Precisando um pouco mais, deveremos dizer que a superstição é uma fuga do homem a si mesmo e à sua dignidade. Com efeito, admita-se o caso de uma pessoa que esteja diante de uma séria opção a tomar na vida; deverá comprometer-se segundo determinado alvitre. Acontece então que muitos, desejosos, consciente ou inconscientemente, de declinar a responsabilidade, preferem entregar a decisão a um elemento independente da vontade humana; procuram sair do seu embaraço apelando para uma solução do tipo seguinte : «Se me ocorrer um corcunda ou um caolho, ... ou se tiver que entrar em alguma combinação com o número 13, desistirei de tal negócio. Se, ao contrário, encontrar uma ferradura de cavalo ou um trevo de quatro folhas, prosseguirei confiante!».
Para um cristão, tal associação de causas e efeitos é ilícita, pois equivale a atribuir poder superior (dir-se-ia : sobrenatural ou divino) a criaturas ou objetos que por si mesmas não o têm; implica, pois, em derrogação ao conceito e ao culto do único Deus. Voltaire, que tanto errou em sua filosofia, ao menos percebeu acertadamente que «a superstição se relaciona com a religião como a astrologia (demanda de oráculos aos astros) com a astronomia (investigação cientifica e objetiva dos astros): é a filha muito tola de mãe muito sábia».
Notam os historiadores que principalmente em épocas de guerra a superstição prolifera. Muitos, não sabendo mais como se defender razoavelmente das ingentes calamidades que os ameaçam, recorrem a soluções irracionais ou a objetos apotropéicos (espantalhos do mal): tenham-se em vista as famosas mascotes do exército inglês. Em tempo de guerra acontece também que particularmente graves são as decisões que os homens devem tomar; as energias, porém, costumam estar esgotadas.

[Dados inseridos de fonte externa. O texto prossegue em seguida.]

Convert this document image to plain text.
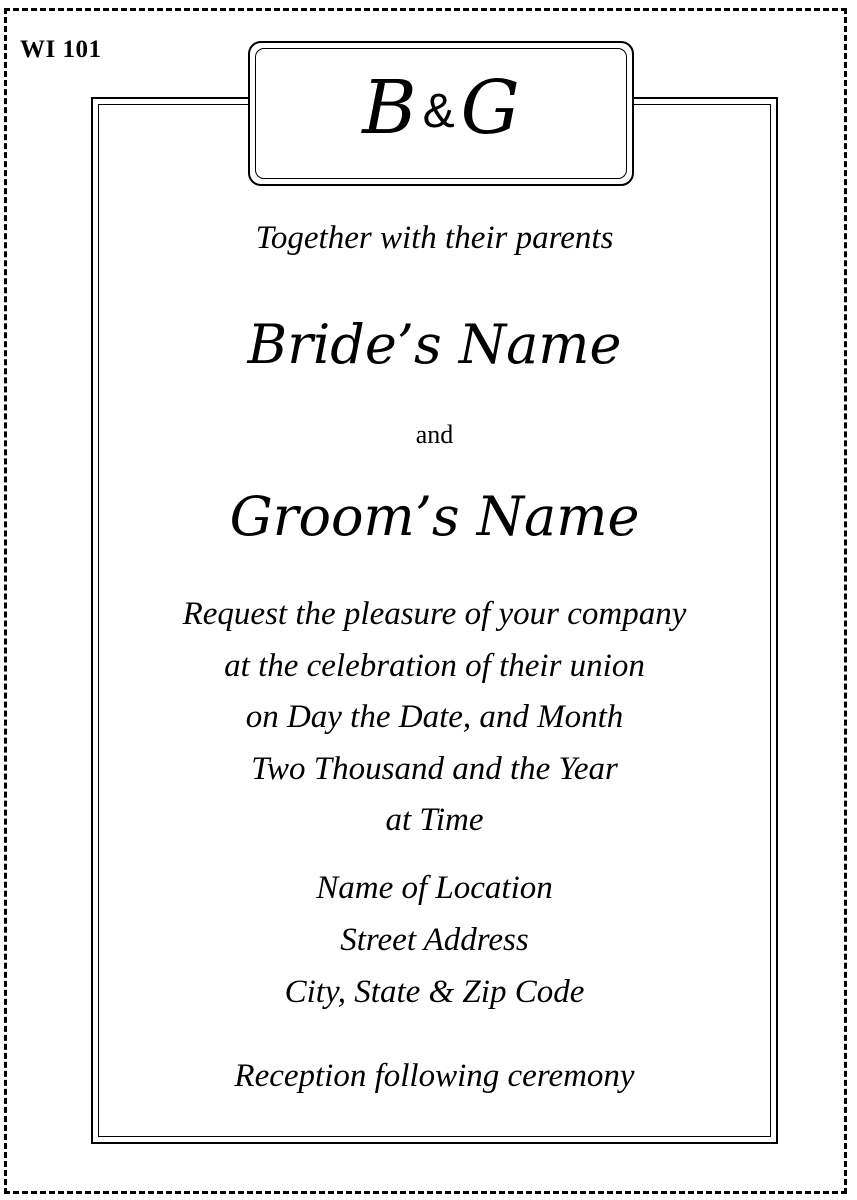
WI 101
B &G
Together with their parents
Bride’s Name
and
Groom’s Name
Request the pleasure of your company
at the celebration of their union
on Day the Date, and Month
Two Thousand and the Year
at Time
Name of Location
Street Address
City, State & Zip Code
Reception following ceremony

Em consequência, não poucos tendem a definir-se, guiados não propriamente pelo raciocínio, mas pelo encontro de sinais que eles indevidamente julgam reveladores de um plano superior ou divino.
Compreende-se que a superstição assim concebida leve ao fatalismo, que é a doutrina «preguiçosa» por excelência, expressão típica da lei do menor esforço: ensina ser inútil lutar contra..., e mais convem a aceitação pacata do «irrevogável» destino (!). Certamente não foi Deus quem ensinou isto aos homens!
É dentro deste quadro que se deve considerar e reprovar o uso, ainda hoje persistente, da figa. Embora geralmente destituído de culpa grave, dada a quase inconsciência da maioria das pessoas que o praticam, tal uso continua a representar em si mesmo um depósito de idéias de todo alheias à mentalidade cristã.